A party to a commercial agreement should seek legal advice as soon as it becomes aware of a breach of contract, or risk being bound by a deemed variation of the contract terms, according to a corporate lawyer. “Written contracts often contain a clause stipulating that any amendment can only be made through a written variation agreement, signed by both parties,” says Philip Round, a partner in George Green’s Wolverhampton office. “Parties commonly believe that such a clause preserves their rights notwithstanding a delay in enforcing obligations, or tacit acceptance of a contractual breach. There is, however, a clear body of case law to the contrary.”

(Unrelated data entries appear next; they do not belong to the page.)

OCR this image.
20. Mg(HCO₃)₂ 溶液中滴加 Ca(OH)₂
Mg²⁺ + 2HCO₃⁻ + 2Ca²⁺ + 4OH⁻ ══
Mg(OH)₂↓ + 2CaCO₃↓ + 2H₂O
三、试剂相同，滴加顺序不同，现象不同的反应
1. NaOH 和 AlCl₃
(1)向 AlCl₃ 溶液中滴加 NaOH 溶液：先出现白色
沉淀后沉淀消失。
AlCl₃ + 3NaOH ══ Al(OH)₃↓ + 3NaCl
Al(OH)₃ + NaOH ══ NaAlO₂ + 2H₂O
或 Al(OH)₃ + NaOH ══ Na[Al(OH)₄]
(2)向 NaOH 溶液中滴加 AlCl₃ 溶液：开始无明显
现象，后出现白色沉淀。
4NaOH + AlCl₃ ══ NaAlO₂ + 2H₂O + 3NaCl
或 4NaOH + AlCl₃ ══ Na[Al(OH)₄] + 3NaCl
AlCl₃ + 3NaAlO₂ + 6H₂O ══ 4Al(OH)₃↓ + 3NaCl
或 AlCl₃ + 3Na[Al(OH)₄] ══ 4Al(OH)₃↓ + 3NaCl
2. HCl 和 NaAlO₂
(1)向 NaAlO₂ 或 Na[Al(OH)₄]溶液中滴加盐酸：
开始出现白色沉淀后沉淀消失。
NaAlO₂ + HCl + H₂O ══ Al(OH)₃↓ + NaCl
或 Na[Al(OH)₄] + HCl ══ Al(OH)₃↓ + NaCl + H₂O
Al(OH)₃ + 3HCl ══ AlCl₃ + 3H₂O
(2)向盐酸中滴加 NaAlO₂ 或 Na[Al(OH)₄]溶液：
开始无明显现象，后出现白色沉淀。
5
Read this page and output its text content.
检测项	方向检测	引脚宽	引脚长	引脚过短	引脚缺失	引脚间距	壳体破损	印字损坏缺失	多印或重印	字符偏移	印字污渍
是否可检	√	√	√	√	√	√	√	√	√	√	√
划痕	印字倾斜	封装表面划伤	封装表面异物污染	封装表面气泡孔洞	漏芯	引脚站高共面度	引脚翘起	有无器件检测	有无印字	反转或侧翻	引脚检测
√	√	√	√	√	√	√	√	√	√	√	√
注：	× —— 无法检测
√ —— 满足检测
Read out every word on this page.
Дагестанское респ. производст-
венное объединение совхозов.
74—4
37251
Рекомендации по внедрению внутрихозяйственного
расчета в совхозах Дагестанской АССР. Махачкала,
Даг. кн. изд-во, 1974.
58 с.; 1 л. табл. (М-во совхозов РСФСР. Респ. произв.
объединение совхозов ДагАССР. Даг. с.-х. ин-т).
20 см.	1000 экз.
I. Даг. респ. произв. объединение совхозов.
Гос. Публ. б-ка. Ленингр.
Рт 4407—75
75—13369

Mr Round continues, “the recent Court of Appeal case of MWB Business Exchange Centres Limited v Rock Advertising Limited is the latest authority on the point.  It concerned a tenancy agreement which incorporated a clause seeking to prevent any variation of its terms other than by written agreement. When the tenant defaulted on its rental payments, it alleged that the landlord had verbally accepted partial payment combined with a proposed repayment plan. The landlord argued that this was not possible given that the terms of the agreement prevented an oral variation, and that in making a partial payment of a debt already due, the tenant had not provided sufficient consideration for the variation to be contractually binding.”

According to Mr Round, the court held that the parties’ freedom to contract was paramount. “The court decided that the parties should be free to agree, whether verbally or in writing, to vary any part of the contract, including a clause which expressly sought to prohibit such an informal amendment.  Furthermore, the landlord obtained a practical benefit through retaining the tenant and not having empty premises while it marketed them for re-letting. This was held to constitute sufficient consideration to make the variation binding.”

Mr Round concludes, “the case is in line with existing authority to the effect that it is possible for parties to vary a contract through a course of conduct or informal discussions, regardless of any express clause which seeks to prevent this.  If a party becomes aware of a breach or is asked to consider a variation of the contract terms, it should seek advice promptly on the most effective way of preserving its rights under the contract.  Inaction or tacit acceptance of the other party’s default is likely to result in the innocent party’s rights being compromised.”